No kidding. Probably the only reason the University of North Carolina-Wilmington’s Mike Adams got tenure was because he hadn’t converted to Christianity yet, and after he did (and made it known), the school started blatantly discriminating against him. It took him seven years, and litigation, to get a long-delayed promotion to full professor.

The culture of silence around unpopular ideas is precisely why students can’t stay silent, history professor Alan Kors, also a co-founder of FIRE, tells the Daily Pennsylvanian:

Kors added that he would love to see an increase in the number of debates and discussions on campus that address contentious issues. “I would just encourage, as strongly as I could, that students who are in any way frightened about speaking their minds on campus to speak their minds, knowing that the institutions of the University and that the administration itself will stand in support of their freedoms.”

Kors nails it when he notes the power that comes with believing you are in the majority.

It’s easy for liberal students to mock, spit on and shout down their ideological opponents if the latter seem to be few in number. Not many students want to bear the burden that columnist Keenan has chosen, likely to the detriment of his career, so they keep quiet.

Only by raising their voices – coming out of the closet, if you will – can students with unpopular views find power in numbers.

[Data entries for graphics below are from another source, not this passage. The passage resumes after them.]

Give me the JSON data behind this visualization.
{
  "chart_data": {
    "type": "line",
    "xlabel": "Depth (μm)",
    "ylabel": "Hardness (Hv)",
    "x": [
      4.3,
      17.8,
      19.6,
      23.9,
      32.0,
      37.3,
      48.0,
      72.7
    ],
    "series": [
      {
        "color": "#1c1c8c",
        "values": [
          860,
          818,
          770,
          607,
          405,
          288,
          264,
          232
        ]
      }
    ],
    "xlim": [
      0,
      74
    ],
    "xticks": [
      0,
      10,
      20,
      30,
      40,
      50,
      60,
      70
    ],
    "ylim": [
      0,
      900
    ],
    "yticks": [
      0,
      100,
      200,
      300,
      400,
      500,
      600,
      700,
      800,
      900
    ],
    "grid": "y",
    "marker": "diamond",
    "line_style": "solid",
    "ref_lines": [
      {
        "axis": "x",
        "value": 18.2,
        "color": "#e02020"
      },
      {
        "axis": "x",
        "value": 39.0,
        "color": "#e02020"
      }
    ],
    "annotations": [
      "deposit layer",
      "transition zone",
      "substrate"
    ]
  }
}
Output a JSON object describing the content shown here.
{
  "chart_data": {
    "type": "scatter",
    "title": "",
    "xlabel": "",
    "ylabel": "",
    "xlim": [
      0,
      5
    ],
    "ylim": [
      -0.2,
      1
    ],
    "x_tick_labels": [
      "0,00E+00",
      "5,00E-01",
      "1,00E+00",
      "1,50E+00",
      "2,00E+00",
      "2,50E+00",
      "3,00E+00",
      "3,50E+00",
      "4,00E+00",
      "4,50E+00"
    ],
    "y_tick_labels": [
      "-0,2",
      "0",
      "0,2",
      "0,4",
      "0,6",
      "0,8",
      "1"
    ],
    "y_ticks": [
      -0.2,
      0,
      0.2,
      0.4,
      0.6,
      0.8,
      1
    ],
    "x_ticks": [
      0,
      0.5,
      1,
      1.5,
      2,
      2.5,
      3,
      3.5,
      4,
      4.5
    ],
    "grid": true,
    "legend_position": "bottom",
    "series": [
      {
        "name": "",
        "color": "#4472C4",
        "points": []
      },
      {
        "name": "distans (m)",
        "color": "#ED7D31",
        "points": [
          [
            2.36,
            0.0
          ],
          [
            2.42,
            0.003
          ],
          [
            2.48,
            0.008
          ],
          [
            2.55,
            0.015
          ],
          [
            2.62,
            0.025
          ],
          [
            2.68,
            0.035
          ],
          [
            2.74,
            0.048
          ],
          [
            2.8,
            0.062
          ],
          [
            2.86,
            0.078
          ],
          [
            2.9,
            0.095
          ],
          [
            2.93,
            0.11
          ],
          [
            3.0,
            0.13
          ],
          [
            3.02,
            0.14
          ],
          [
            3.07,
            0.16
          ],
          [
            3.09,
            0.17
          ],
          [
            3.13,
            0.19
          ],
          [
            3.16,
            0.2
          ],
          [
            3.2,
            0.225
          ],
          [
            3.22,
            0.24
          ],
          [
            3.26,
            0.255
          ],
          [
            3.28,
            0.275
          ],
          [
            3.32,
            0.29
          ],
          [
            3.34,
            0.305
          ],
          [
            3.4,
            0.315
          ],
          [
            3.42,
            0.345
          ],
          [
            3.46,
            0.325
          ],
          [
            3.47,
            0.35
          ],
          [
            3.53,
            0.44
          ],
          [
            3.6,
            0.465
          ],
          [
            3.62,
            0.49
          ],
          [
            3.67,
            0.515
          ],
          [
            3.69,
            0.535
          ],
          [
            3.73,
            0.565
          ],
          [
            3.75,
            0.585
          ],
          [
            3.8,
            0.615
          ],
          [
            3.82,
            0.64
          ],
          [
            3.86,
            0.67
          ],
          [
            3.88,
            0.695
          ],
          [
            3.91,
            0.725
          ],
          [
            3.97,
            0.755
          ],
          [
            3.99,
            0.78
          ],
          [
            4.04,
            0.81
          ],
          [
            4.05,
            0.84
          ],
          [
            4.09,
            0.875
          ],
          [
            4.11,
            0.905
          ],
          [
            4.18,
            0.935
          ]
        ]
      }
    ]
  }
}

That power isn’t conditional on such students finding everyone who agrees with them on everything – it comes from the willingness of students to speak regardless of whether anyone agrees with them.

Only then will the true scope of ideological diversity be known, and students of all persuasions will realize that what they believed to be a “monoculture” (to quote law professor Stephanos Bibas) was an illusion created by self-enforced closeting.